Change Your Car’s Air Filter

I love my car. I have a 1998 Ford Escort ZX2 that I call Bert. It’s bright blue and sporty and zips around town. It has 168,000 miles on it and it’s never had any major problems. I’ve only ever had it in the shop for minor issues and routine maintenance (knock on wood). I just put on my third set of tires about 3,000 miles ago.

My car isn’t worth anything to anyone except me. It has a ton of sentimental value to me and I dread the day that I have to get a new car. I acquired this car right after I graduated high school. My dad made me a deal when I was a kid that if I got enough scholarships to pay my own way through college he would use my college fund money to buy me a brand new car for graduation. Well I did it! I got enough scholarships to pay almost my entire way through my undergraduate degree and then took money out of my savings to pay for the rest. I have always felt so blessed to have my car.

Anyway despite loving my car, I know nothing about working on my car. I put gas in it and drive it and take it to the mechanic for anything else. But last weekend I decided to change Bert’s air filter. Bert has been getting not so great gas mileage lately and I thought the air filter might be the problem. I knew that air filters were relatively easy to change but I’ve never actually done it myself. I was going to write a very detailed post with pictures and everything about how to change the air filter, but then I realized that unless you drive the exact same car as I do then it wouldn’t help you much.

What I will do is provide some general tips that would apply to everyone. First you need to go buy an air filter. The easiest way to do this is to go to Autozone or Advanced Auto Parts or a similar place. All you do is go up to the counter and tell the clerk the year, make and model of your car and what part you need and they will pull up the exact item that fits your car and ring it up for you. Piece of cake! That way you don’t have to figure out which air filter you need on your own.

Next you need to open your hood. Pretty easy except it took me a few minutes to figure out where the latch was that unhooked the hood after I popped it open. Now if you are not familiar with your engine it can look pretty intimidating when you first open the hood. What you need is a guide. The Haynes Repair Manual is a good resource. They have books for all sorts of different cars. The first part of the book is on routine maintenance and in that section is a part on changing the air filter.

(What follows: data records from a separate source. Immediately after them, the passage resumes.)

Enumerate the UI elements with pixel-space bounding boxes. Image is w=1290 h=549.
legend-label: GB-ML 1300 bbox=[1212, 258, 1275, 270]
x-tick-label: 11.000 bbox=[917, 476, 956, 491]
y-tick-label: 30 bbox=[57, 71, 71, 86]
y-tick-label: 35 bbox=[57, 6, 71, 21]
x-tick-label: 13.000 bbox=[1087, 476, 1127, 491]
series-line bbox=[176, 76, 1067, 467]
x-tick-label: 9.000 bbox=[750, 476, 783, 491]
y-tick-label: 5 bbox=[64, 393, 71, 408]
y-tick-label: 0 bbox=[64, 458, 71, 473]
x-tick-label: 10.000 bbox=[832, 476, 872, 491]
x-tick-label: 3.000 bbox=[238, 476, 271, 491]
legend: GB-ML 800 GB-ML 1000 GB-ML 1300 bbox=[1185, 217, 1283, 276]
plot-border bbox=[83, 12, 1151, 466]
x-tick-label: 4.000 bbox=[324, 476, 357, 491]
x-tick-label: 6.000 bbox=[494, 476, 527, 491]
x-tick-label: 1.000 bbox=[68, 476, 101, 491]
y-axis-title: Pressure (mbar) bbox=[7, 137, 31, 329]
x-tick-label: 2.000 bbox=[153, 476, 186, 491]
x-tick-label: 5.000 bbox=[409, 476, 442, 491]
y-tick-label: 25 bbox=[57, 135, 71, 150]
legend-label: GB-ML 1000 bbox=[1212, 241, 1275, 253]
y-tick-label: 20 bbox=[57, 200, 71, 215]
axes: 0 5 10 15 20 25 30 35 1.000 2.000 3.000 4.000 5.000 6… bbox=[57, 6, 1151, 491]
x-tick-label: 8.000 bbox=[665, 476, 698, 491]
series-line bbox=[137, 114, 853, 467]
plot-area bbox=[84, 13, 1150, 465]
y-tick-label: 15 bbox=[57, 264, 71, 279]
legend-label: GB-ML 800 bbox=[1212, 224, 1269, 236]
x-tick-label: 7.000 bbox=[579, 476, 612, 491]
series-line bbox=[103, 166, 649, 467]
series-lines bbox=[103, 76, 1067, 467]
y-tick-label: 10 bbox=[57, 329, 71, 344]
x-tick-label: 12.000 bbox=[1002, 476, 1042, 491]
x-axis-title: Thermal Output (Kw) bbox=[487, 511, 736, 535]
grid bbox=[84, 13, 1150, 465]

The book had a good explanation of how to change the filter. On my car I had to unsnap this band thing and unhook this one piece to reveal the filter (like my technical terms here?). Then all I had to do was take out the old filter, pop in the new filter and then do the reverse of what I had just done – hook the piece back up and snap the band thing back on.

Depending on the size and shape of your air filter, I would recommend writing the mileage and the date on it so you know when you changed it last. My new air filter was black so I wrote on it with my silver Sharpie. Side note – a silver Sharpie is fantastic to have around the house to write on dark items. I also saw that the last time the air filter had been changed was almost 2 years ago and 30,000 miles. Eeeeep! It was way overdue according to my maintenance guide.

So is it worth it? Yes! Changing the air filter was SO easy. It took me about 15 minutes and that including looking in my book about how to do it. And I know absolutely nothing about cars. The air filter cost me about $15.00 with tax. I know that places like Jiffy Lube have charged me at least $20-22 in the past. So by doing it myself I’ve saved $5-7. It’s not a lot but it’s a little something at least. That savings could be a lunch out with a friend.